The decision is fully in policy control: The policy sees both the request and result (success or error), and can base decisions on any factor. Common patterns include retrying transient errors (timeouts, connection resets), retryable status codes (503, 429), and request properties (idempotency). The policy can even inspect response bodies or headers for retry signals.

The future enables delays: Returning a future from retry isn't just for async—it's for timing. The policy future can sleep before resolving, implementing exponential backoff, jitter, or rate-limit-aware delays based on Retry-After headers.

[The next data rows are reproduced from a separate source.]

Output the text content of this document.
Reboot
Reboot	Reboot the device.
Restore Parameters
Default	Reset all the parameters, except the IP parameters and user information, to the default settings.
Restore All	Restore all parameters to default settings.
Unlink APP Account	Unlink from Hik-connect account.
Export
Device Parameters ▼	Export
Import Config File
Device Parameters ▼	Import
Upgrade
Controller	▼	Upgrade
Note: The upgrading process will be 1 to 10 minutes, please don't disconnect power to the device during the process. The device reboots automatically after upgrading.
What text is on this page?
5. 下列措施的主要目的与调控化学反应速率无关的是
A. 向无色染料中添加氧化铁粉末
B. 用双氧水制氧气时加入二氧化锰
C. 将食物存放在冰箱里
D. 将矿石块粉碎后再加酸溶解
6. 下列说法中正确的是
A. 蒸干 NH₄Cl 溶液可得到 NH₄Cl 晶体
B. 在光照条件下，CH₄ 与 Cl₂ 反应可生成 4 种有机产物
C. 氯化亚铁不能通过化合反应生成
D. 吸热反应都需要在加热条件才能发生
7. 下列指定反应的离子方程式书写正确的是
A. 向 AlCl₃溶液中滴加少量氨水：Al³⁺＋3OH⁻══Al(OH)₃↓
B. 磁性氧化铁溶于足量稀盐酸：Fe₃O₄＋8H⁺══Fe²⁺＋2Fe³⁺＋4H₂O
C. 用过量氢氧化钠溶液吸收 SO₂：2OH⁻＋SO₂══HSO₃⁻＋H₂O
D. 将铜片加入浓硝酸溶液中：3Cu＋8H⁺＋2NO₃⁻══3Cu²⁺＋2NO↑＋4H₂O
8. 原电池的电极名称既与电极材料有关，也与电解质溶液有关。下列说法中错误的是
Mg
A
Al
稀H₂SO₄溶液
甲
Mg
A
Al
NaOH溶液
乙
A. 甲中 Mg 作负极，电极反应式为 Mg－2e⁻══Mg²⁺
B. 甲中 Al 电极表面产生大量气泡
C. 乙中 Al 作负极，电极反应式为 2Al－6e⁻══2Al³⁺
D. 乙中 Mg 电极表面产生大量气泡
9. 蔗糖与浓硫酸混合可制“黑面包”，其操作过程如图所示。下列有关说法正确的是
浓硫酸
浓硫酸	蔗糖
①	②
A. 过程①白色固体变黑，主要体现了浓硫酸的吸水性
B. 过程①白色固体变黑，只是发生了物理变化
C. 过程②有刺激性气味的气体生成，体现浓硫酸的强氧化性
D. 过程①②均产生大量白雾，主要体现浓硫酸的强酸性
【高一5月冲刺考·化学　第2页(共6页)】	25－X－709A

Key insight: Retry logic lives entirely in the policy, not the middleware. The Retry middleware just calls the policy after each response. This separation means you can compose policies, switch strategies without changing the service stack, and test retry logic independently. The policy can examine anything about the request/response to decide, and the future return type gives it full control over timing between attempts. Use Tower's built-in policies for common cases, implement Policy directly when you need custom decision logic.

How does tower::retry::Retry middleware decide when to retry a failed request?